On the Group Details page, locate the Client Connection section. Click View Stack Information in the Actions column for the target client. For more information, see View consumer details.

Option B: jstack on the host

  1. Log on to the host that runs the consumer instance with accumulated messages. To find the host IP, see View the status of consumers.

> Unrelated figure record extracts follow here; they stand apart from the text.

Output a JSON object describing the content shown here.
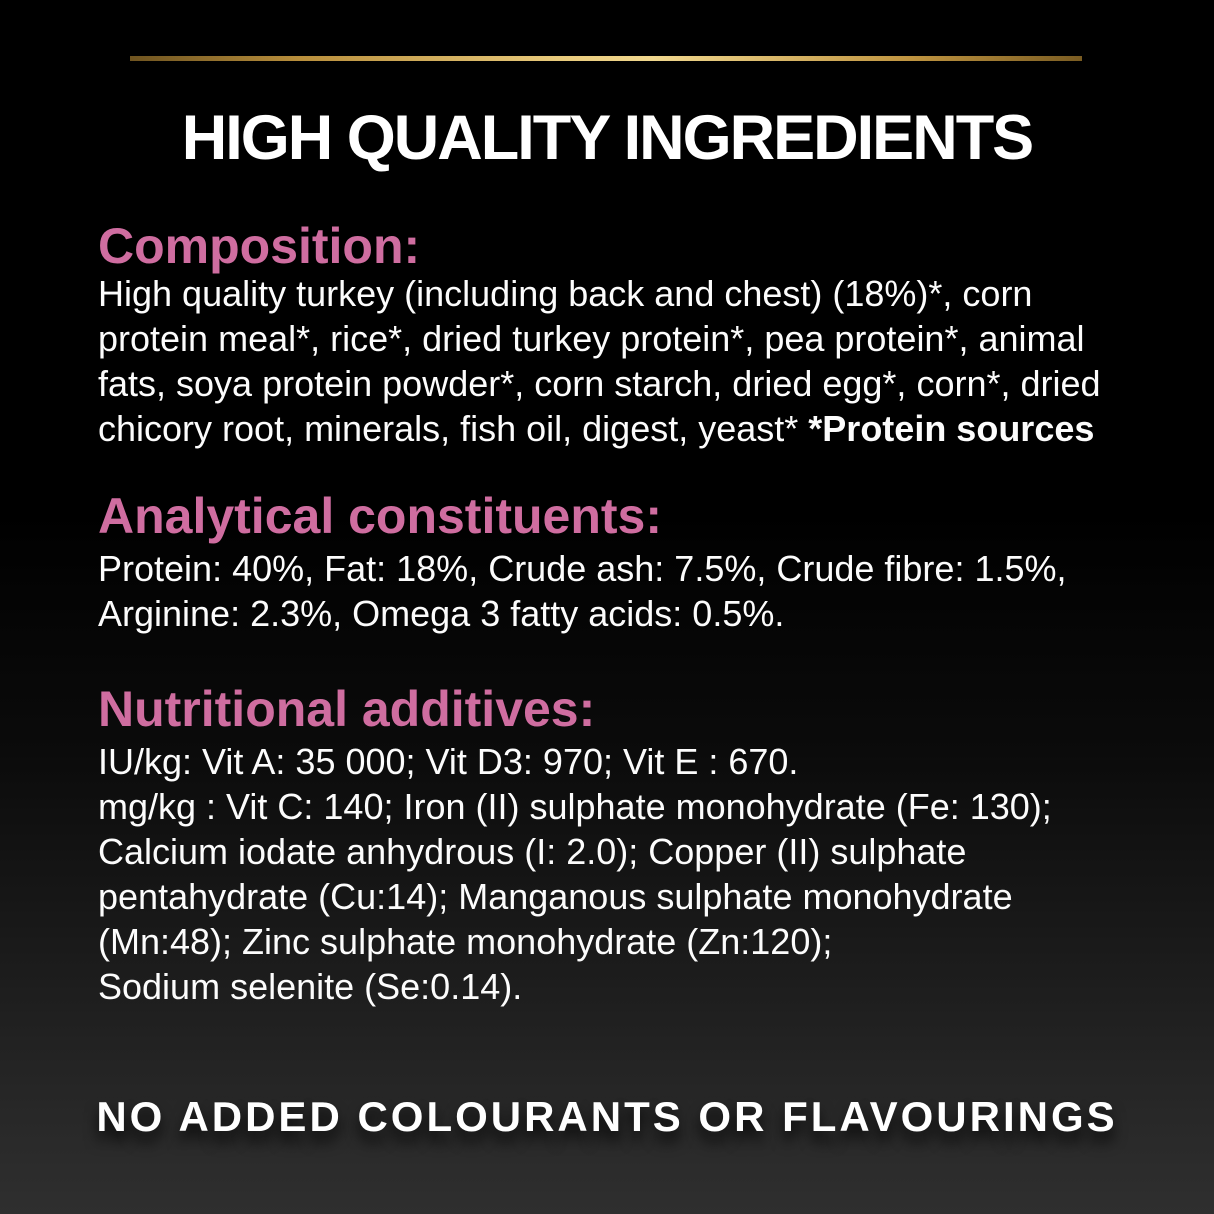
{
  "header": {
    "title": "HIGH QUALITY INGREDIENTS"
  },
  "sections": {
    "composition": {
      "heading": "Composition:",
      "lines": [
        "High quality turkey (including back and chest) (18%)*, corn",
        "protein meal*, rice*, dried turkey protein*, pea protein*, animal",
        "fats, soya protein powder*, corn starch, dried egg*, corn*, dried",
        "chicory root, minerals, fish oil, digest, yeast* "
      ],
      "protein_note": "*Protein sources"
    },
    "analytical": {
      "heading": "Analytical constituents:",
      "lines": [
        "Protein: 40%, Fat: 18%, Crude ash: 7.5%, Crude fibre: 1.5%,",
        "Arginine: 2.3%, Omega 3 fatty acids: 0.5%."
      ]
    },
    "nutritional": {
      "heading": "Nutritional additives:",
      "lines": [
        "IU/kg: Vit A: 35 000; Vit D3: 970; Vit E : 670.",
        "mg/kg : Vit C: 140; Iron (II) sulphate monohydrate (Fe: 130);",
        "Calcium iodate anhydrous (I: 2.0); Copper (II) sulphate",
        "pentahydrate (Cu:14); Manganous sulphate monohydrate",
        "(Mn:48); Zinc sulphate monohydrate (Zn:120);",
        "Sodium selenite (Se:0.14)."
      ]
    }
  },
  "footer": {
    "claim": "NO ADDED COLOURANTS OR FLAVOURINGS"
  },
  "colors": {
    "accent_pink": "#cf6da0",
    "gold": "#c9a04a",
    "background_top": "#000000",
    "background_bottom": "#2f2f2f",
    "text": "#ffffff"
  }
}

  2. Find the Java process ID:

       ps -ef | grep java
       jps -lm
  3. Dump the thread stack:

       jstack -l <pid> > /tmp/<pid>.jstack
  4. Filter for the ConsumeMessageThread entries:

       cat /tmp/<pid>.jstack | grep ConsumeMessageThread -A 10 --color

Common stack patterns

Idle thread (no accumulation)

The consumption thread is in the WAITING state, waiting to pull messages from the client-side buffer queue. This is normal when there are no messages to consume.

Idle stack

Thread blocked by sleep or lock contention

The consumption thread is blocked in a sleep() call, which slows consumption.

Blocked stack - sleep

Thread blocked by external I/O

The consumption thread is blocked by an external HTTP call or database operation, which slows consumption.

Blocked stack - external I/O

Step 4: Skip accumulated messages (optional)

If the accumulated messages are no longer relevant and can be safely skipped, reset the consumer offset to the latest position. The consumer then starts consuming from the most recent messages and skips the backlog.

For instructions, see Reset consumer offsets.

Warning

Resetting the consumer offset skips all accumulated messages. Verify that these messages are no longer needed before you proceed.